Why Shamelessness Is a Superpower

In a performative age, brazenness gives an illusion of strength.

For most of the year, a friend in England and I have debated whether his country’s politics are becoming more American. Much of it had to do with the roiling scandals around Prime Minister Boris Johnson. My friend was constantly telling me, “This time, Boris is done for,” but I was never quite sure. Ultimately my friend was right, and Johnson’s Conservative Party forced his resignation. But critics agreed that he stuck it out as long as he did because, as many put it, “Shamelessness is a superpower.”

A sense of personal disgrace used to lead those whose scandalously bad character was exposed to voluntarily step aside in contrition. When the tabloid publishes pictures of the senator with a model on his lap, he would announce that he was going to spend more time with his family. When the tobacco company CEO’s notes are found about how to conceal the addictiveness of nicotine, he would “seek other opportunities.”

This was about more than just a public sense of right and wrong.
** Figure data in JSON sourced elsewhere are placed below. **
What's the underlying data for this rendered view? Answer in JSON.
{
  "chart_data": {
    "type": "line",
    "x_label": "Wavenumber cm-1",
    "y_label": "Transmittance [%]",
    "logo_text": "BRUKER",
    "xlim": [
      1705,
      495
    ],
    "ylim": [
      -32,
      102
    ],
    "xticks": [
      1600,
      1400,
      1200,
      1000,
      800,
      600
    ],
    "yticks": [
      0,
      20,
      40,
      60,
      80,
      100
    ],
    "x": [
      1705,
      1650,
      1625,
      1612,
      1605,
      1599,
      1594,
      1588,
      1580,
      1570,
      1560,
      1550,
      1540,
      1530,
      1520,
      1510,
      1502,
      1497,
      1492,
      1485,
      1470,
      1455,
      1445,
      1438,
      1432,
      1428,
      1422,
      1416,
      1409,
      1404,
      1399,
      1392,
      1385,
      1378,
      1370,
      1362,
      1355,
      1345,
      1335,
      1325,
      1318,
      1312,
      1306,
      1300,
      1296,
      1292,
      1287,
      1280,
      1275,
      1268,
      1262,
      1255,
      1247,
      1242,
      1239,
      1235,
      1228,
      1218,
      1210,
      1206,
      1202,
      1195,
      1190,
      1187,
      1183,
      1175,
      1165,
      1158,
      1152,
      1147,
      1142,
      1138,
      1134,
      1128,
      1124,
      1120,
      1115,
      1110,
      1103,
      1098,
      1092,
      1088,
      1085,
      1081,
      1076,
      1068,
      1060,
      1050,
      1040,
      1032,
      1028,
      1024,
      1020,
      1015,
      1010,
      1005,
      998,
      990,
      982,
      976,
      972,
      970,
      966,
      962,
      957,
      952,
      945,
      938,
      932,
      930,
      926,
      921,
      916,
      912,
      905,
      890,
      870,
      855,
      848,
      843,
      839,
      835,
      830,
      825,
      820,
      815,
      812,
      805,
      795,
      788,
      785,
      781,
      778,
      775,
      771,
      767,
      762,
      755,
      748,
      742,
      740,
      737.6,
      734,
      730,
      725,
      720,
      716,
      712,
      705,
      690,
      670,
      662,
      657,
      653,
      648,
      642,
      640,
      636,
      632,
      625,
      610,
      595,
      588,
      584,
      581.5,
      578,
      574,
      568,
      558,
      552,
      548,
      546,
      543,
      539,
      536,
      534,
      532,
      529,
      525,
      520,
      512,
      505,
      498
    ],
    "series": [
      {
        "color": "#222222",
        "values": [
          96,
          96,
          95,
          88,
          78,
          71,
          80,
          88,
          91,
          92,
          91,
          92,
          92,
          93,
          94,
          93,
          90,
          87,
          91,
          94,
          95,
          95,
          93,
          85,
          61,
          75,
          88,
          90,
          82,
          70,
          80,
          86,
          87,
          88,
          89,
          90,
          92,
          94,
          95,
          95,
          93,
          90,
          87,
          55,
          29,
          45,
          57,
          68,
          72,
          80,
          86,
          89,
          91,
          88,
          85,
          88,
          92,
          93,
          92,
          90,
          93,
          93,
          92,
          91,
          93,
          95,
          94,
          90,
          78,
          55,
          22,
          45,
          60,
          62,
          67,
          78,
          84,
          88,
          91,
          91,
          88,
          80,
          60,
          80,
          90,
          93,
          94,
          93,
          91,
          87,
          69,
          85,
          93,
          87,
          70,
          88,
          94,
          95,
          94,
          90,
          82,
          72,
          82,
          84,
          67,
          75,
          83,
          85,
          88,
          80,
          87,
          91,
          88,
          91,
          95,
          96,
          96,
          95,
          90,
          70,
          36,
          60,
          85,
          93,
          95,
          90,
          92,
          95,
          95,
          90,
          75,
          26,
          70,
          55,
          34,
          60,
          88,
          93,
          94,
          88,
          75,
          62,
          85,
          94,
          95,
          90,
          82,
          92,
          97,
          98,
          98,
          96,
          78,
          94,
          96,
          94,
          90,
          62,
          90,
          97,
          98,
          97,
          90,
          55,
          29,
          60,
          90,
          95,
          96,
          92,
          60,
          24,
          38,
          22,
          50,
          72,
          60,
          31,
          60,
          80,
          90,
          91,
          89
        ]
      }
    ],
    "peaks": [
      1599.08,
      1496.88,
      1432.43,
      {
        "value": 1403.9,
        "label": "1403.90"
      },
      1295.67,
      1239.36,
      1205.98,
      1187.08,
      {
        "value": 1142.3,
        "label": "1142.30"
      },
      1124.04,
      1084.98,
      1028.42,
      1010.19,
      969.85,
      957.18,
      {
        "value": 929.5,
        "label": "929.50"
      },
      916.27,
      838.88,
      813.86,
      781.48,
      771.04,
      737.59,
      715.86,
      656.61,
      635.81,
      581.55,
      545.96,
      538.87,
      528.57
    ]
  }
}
Most people couldn’t bear the humiliation of the public knowing about their sexual exploitation of an intern or hearing their own recorded voice bragging about how their star power allowed them to grab women by the genitals.

But then the people with this sort of shame were sorted out, leaving behind those who didn’t blush when they said, “It depends on what the meaning of is is” or “This is just locker-room talk.” Those who don’t feel shame have learned that, eventually, most people will be exhausted and move on while their hard-core “base” will learn to normalize whatever the character flaw is.